Scientists have developed an algorithm that can fasten the process, improve the efficiency and reduce the costs of drug development. The robotic system holds much potential in transforming the drug discovery process.

Drug discovery is a tedious, lengthy process that involves numerous laboratory tests to analyze the effects of various drugs on different target proteins. Determining the target proteins alone is a big task. Looking for the right drug to induce the right effect is even more enormous. To date, scientists need to come up with a hypothetical guess to pick the right experiment to conduct.

Now, a team of scientists from Carnegie Mellon University (CMU) in the U.S. created a robotic system that can do the mounting tasks. The scientists have utilized 96 cells and 96 drugs that amount to 9,216 potential experiments.

The team has developed an algorithm that scanned all 96 cells and determined the phenotypes or protein location in each one. The individual effects of all 96 drugs were also recorded. With each round, the AI was able to identify patterns in the phenotypes.

The AI "learned" about the cells, drugs and their interactions after each test run. It grouped similar images together and soon it was able to pinpoint new phenotypes without any help from the research team. Out of the original 9,216 potential experiments, the AI conducted 2,697 experiments in just 30 rounds. The gathered data was used to create a predictive model that can guess the results of other potential experiments that were not measured.

 "[The algorithm] was able to learn a 92 percent accurate model for how the 96 drugs affected the 96 proteins," said the research team. This feat was achieved by pursuing only 29 percent of nearly 10,000 possible combinations. The robotic system was able to reduce the number of necessary drug experiments by 70 percent.
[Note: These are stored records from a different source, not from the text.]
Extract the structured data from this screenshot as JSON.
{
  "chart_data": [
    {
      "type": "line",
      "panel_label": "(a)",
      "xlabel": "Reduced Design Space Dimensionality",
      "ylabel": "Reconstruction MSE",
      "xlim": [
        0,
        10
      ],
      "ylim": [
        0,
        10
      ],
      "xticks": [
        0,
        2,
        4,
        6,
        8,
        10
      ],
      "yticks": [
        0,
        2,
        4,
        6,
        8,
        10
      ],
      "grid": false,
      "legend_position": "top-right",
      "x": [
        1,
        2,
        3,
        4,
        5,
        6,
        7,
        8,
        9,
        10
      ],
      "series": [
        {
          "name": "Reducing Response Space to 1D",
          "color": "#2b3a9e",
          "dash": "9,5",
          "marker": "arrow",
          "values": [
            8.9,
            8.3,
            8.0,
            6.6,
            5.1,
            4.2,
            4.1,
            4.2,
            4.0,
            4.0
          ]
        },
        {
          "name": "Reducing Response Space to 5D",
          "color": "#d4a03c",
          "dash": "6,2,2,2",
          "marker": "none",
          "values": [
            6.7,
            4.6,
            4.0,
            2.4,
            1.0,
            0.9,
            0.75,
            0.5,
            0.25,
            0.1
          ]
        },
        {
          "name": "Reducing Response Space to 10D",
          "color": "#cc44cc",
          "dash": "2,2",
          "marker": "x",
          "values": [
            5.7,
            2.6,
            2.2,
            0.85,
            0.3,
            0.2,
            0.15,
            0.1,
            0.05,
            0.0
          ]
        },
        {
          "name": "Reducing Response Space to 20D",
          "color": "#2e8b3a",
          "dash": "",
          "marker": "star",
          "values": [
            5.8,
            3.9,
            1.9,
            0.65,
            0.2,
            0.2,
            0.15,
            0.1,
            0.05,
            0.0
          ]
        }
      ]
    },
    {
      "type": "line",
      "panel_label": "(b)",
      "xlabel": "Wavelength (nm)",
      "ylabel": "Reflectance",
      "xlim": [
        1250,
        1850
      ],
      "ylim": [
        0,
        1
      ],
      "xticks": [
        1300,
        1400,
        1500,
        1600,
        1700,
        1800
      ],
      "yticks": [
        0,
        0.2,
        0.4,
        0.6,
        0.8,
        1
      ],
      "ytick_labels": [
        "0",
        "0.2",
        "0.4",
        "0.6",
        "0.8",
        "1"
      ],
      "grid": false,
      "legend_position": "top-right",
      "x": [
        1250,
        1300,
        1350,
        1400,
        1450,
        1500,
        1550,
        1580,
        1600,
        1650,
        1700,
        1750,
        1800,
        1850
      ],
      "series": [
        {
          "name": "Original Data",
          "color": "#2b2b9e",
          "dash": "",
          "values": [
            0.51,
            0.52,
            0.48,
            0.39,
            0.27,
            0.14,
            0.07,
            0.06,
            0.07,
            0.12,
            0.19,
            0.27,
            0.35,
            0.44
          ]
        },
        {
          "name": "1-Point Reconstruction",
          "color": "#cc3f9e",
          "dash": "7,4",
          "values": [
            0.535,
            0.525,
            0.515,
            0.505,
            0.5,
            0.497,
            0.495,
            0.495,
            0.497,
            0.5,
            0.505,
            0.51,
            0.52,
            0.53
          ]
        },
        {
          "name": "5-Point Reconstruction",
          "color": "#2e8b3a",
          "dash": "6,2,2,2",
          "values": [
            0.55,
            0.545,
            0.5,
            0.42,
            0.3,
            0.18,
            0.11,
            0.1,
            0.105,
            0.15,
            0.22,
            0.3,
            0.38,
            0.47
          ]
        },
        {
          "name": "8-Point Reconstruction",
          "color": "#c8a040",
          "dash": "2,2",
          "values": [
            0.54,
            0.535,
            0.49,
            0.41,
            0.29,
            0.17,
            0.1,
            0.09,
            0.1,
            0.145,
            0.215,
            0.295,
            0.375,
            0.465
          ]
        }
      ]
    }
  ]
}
"Our work has shown that doing a series of experiments under the control of a machine learner is feasible even when the set of outcomes is unknown. We also demonstrated the possibility of active learning when the robot is unable to follow a decision tree," said senior author Robert F. Murphy who led the scientific team. Murphy is CMU's head of Computational Biology Department.

The findings were published in the journal eLife on Feb. 3.